Il mondo del calcio è in lutto per la scomparsa di Franco Baresi, il leggendario capitano del Milan e della Nazionale italiana. A 66 anni, il ‘Kaiser Franz’ ha chiuso definitivamente il suo ciclo, lasciando un vuoto incolmabile nel cuore dei tifosi e degli appassionati.
La notizia della sua morte ha scosso profondamente il Milan, che ha immediatamente espresso il proprio cordoglio attraverso un comunicato ufficiale. “La Storia del Milan è in lacrime per la scomparsa di Franco Baresi”, si legge nella dichiarazione del club rossonero.
Una carriera costellata di successi
Franco Baresi ha iniziato la sua carriera calcistica nell’Unione Sportiva Oratorio di Travagliato un piccolo paese in provincia di Brescia. Nonostante le difficoltà personali, come la perdita dei genitori in giovane età, Baresi ha dimostrato una tempra eccezionale, attirando l’attenzione del Milan.
Il suo esordio in Serie A risale al 23 aprile 1978, sotto la guida di Nils Liedholm. Con il Milan, Baresi ha vinto sei scudetti e tre Coppe dei Campioni/Champions League diventando un simbolo di eleganza e determinazione. La sua carriera è stata segnata da momenti di grande soddisfazione, ma anche da delusioni, come le retrocessioni del 1980 e del 1982.
Il Mondiale del 1982 e la gloria con la Nazionale
Nonostante non abbia giocato una singola partita, Franco Baresi ha vinto il Mondiale del 1982 con la Nazionale italiana. La sua presenza in squadra è stata fondamentale, e il suo contributo è stato riconosciuto da tutti, compresi gli storici avversari.
Con la maglia azzurra, Baresi ha disputato 81 gare dimostrando una leadership e una classe uniche. La sua capacità di leggere il gioco e di dirigere la difesa lo hanno reso uno dei più grandi difensori di tutti i tempi.
L’eredità di un campione
Franco Baresi ha lasciato un’impronta indelebile nel calcio italiano e mondiale. La sua eleganza, la sua tecnica e la sua capacità di interpretare il ruolo del libero lo hanno reso un modello per generazioni di calciatori.

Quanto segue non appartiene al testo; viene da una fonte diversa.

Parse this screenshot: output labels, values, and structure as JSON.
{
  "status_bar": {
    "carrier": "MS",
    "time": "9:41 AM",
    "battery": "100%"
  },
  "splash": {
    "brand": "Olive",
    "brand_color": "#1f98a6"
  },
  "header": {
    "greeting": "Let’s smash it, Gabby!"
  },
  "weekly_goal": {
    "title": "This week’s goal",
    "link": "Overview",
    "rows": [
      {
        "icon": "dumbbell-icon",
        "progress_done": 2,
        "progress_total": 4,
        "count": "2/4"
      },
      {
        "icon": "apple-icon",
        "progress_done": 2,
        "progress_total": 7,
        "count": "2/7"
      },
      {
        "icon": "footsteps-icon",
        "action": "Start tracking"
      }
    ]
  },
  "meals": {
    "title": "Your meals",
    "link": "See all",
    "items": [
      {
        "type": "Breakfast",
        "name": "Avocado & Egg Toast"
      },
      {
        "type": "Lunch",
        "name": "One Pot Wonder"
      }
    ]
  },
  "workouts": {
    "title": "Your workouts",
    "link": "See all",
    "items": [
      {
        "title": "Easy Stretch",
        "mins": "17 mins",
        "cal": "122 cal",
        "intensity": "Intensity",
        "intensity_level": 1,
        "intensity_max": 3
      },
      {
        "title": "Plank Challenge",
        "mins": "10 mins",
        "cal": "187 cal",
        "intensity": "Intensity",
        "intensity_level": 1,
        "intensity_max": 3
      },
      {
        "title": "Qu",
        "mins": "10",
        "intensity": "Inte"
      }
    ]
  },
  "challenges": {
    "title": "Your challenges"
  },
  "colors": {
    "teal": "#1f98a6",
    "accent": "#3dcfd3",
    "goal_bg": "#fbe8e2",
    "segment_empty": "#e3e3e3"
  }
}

Il Milan ha ritirato la sua maglia numero 6, un tributo alla sua straordinaria carriera. Baresi è stato un esempio di fedeltà e dedizione, rimanendo legato al club per tutta la sua vita sportiva.
La sua ultima apparizione pubblica risale a febbraio, quando ha portato la torcia olimpica a San Siro per le Olimpiadi invernali di Milano-Cortina 2026. Un momento commovente che ha segnato la fine di un’era.
Franco Baresi ci ha lasciati, ma la sua eredità vivrà per sempre nel cuore dei tifosi e nella storia del calcio.